- Directed by: Alexander Tatarsky
- Written by: Alexander Kushner; Ovsey Driz; Eduard Uspensky;
- Screenplay by: Alexander Tatarsky
- Produced by: Alexander Tatarsky
- Starring: Leonid Bronevoy; Grigory Gladkov; Lev Shimelov;
- Cinematography: Ernst Gaman
- Edited by: Lyubov Georgieva
- Music by: Grigory Gladkov
- Distributed by: Studio Ekran
- Release date: August 6, 1981;
- Running time: 8 min 57 s
- Country: Soviet Union
- Language: Russian

= Plasticine Crow =

1981 film by Alexander Tatarsky

Plasticine Crow (Пластилиновая ворона, translit. Plastilinovaya vorona) is a 1981 Soviet clay animation by Alexander Tatarsky (T/O Ekran studio). Animation divided into three independent parts (Picture, Game and But maybe, but maybe...). The film was Russia's first claymation film.

==Plot synopsis==
===Picture===
The first part tells kids about the three painting styles – landscape, still life and portrait.

Lyrics for the first part were written by Alexander Kushner and sung by Grigory Gladkov, who also composed whole cartoon.

===Game===
The second part features the story of grandpa and his nephew playing the children game where the players periodically opens and shuts their eyes.

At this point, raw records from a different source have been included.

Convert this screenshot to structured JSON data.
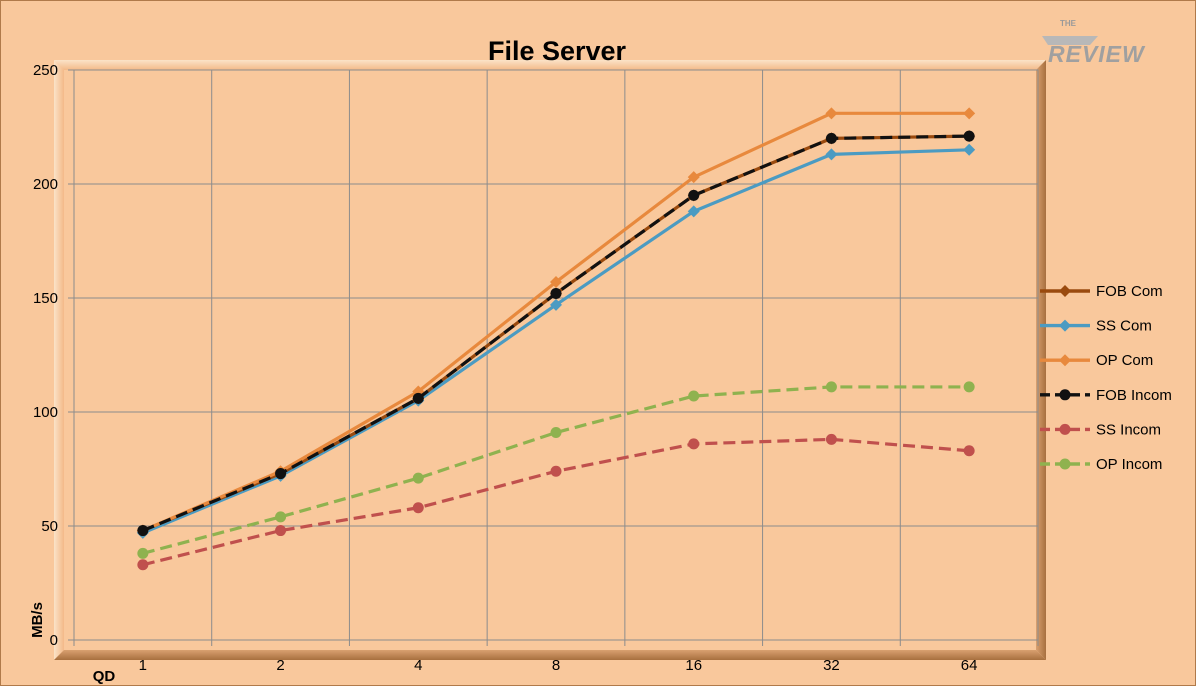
{
  "logo": {
    "top": "THE",
    "main": "REVIEW"
  },
  "chart_data": {
    "type": "line",
    "title": "File Server",
    "xlabel": "QD",
    "ylabel": "MB/s",
    "categories": [
      "1",
      "2",
      "4",
      "8",
      "16",
      "32",
      "64"
    ],
    "ylim": [
      0,
      250
    ],
    "yticks": [
      0,
      50,
      100,
      150,
      200,
      250
    ],
    "grid": true,
    "legend_position": "right",
    "series": [
      {
        "name": "FOB Com",
        "color": "#9a4a0e",
        "dashed": false,
        "marker": "diamond",
        "values": [
          48,
          73,
          106,
          152,
          195,
          220,
          221
        ]
      },
      {
        "name": "SS Com",
        "color": "#4b9bc2",
        "dashed": false,
        "marker": "diamond",
        "values": [
          47,
          72,
          105,
          147,
          188,
          213,
          215
        ]
      },
      {
        "name": "OP Com",
        "color": "#e8893d",
        "dashed": false,
        "marker": "diamond",
        "values": [
          48,
          74,
          109,
          157,
          203,
          231,
          231
        ]
      },
      {
        "name": "FOB Incom",
        "color": "#111111",
        "dashed": true,
        "marker": "circle",
        "values": [
          48,
          73,
          106,
          152,
          195,
          220,
          221
        ]
      },
      {
        "name": "SS Incom",
        "color": "#c0504d",
        "dashed": true,
        "marker": "circle",
        "values": [
          33,
          48,
          58,
          74,
          86,
          88,
          83
        ]
      },
      {
        "name": "OP Incom",
        "color": "#8fb24f",
        "dashed": true,
        "marker": "circle",
        "values": [
          38,
          54,
          71,
          91,
          107,
          111,
          111
        ]
      }
    ]
  }
}
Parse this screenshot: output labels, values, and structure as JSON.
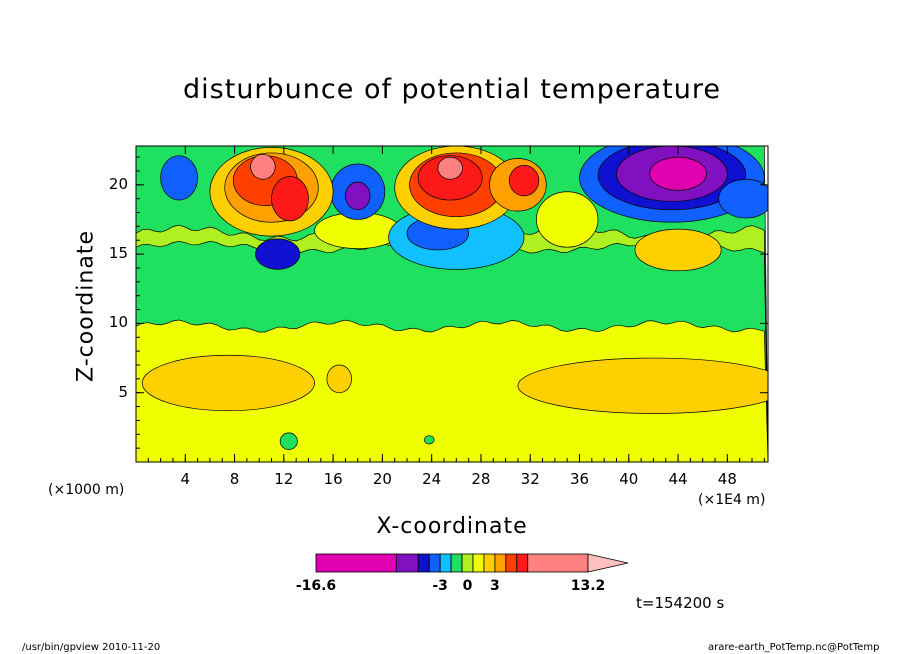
{
  "chart_data": {
    "type": "heatmap",
    "title": "disturbunce of potential temperature",
    "xlabel": "X-coordinate",
    "ylabel": "Z-coordinate",
    "x_unit": "(×1E4 m)",
    "y_unit": "(×1000 m)",
    "xlim": [
      0,
      51.3
    ],
    "ylim": [
      0,
      22.8
    ],
    "x_ticks": [
      "4",
      "8",
      "12",
      "16",
      "20",
      "24",
      "28",
      "32",
      "36",
      "40",
      "44",
      "48"
    ],
    "y_ticks": [
      "5",
      "10",
      "15",
      "20"
    ],
    "annotation": "t=154200 s",
    "colorbar": {
      "range": [
        -16.6,
        13.2
      ],
      "labels": [
        "-16.6",
        "-3",
        "0",
        "3",
        "13.2"
      ],
      "colors": [
        "#e000b0",
        "#8010c0",
        "#1010d0",
        "#1060ff",
        "#10c0ff",
        "#20e060",
        "#b0f020",
        "#f0ff00",
        "#ffd000",
        "#ffa000",
        "#ff4000",
        "#ff1a1a",
        "#ff8080",
        "#ffc0c0"
      ]
    },
    "regions": [
      {
        "field": "upper-left-warm",
        "x": 11,
        "z": 19.5,
        "value_class": "positive"
      },
      {
        "field": "upper-mid-warm",
        "x": 25.5,
        "z": 20,
        "value_class": "positive"
      },
      {
        "field": "upper-right-cold",
        "x": 44,
        "z": 20.5,
        "value_class": "negative"
      },
      {
        "field": "low-level-warm-band",
        "z": 6,
        "value_class": "weak-positive"
      }
    ]
  },
  "footer": {
    "left": "/usr/bin/gpview  2010-11-20",
    "right": "arare-earth_PotTemp.nc@PotTemp"
  }
}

And every time they are amazed with looking to something new in front of them.

This part was based on lyrics by Ovsey Driz and performed by Leonid Bronevoy and Alesha Pavlov.

===But maybe, but maybe...===
The final part is a parody of The Crow and the Fox, best known in Russian with the version by Krylov. The storytellers (Lev Shimelov and Alexander Levenbuk) can't remember the story plot, and they are trying to recall it.

Thus, instead of the crow from Krylov's story, a dog appears, and then a cow, and even a hippopotamus. The original fox is also replaced by an ostrich and then by a street cleaner.

At the end of the entirely distorted fable, a distorted moral is given: Don't stand and don't jump, don't sing and don't dance where there is construction in progress or heavy load hanging. (This is a pun on the two common Russian danger signs – "Don't stand under heavy load" and "Beware! Construction works in progress!").

The lyrics for the third part were written by Eduard Uspensky.

==Voice cast==
- Leonid Bronevoy
- Grigory Gladkov
- Lev Shimelov
- Alexander Levenbuk
- Alesha Pavlov

==Censorship==
At the time of release, the Soviet state officials wanted to ban the film because of (what they described) "ideological nonsense". Nevertheless, head of Kinopanorama television programme Xeniya Marinina and host and film director Eldar Ryazanov managed to show cartoon in one of editions of Kinopanorama on Soviet Central Television, bypassing the censorship.

==Production==
- Creation of the film required about 800 kg of soviet plasticine. Because of withered colors the plasticine was dye-colored.
- The music in the third part of the film was intended to sound in the ordinary tempo, but its total length appeared to be longer than the animation created (8 minutes instead of 5). While Tatarskiy was in doubt, the voices arrived. Then the genius decision came when Tatarsky remembered how the gramophone-recorded voice of Lenin was restored by varying speed of phonation. He griped the recording to the necessary length (5 min), and the song acquired its recognisable sounding.
- The music in the third part is borrowing heavily from the Irish folk song Whiskey in the Jar. The beginning of the second verse of the song ("Но тут лиса бежала...") in this part is based on George Harrison's song My Sweet Lord.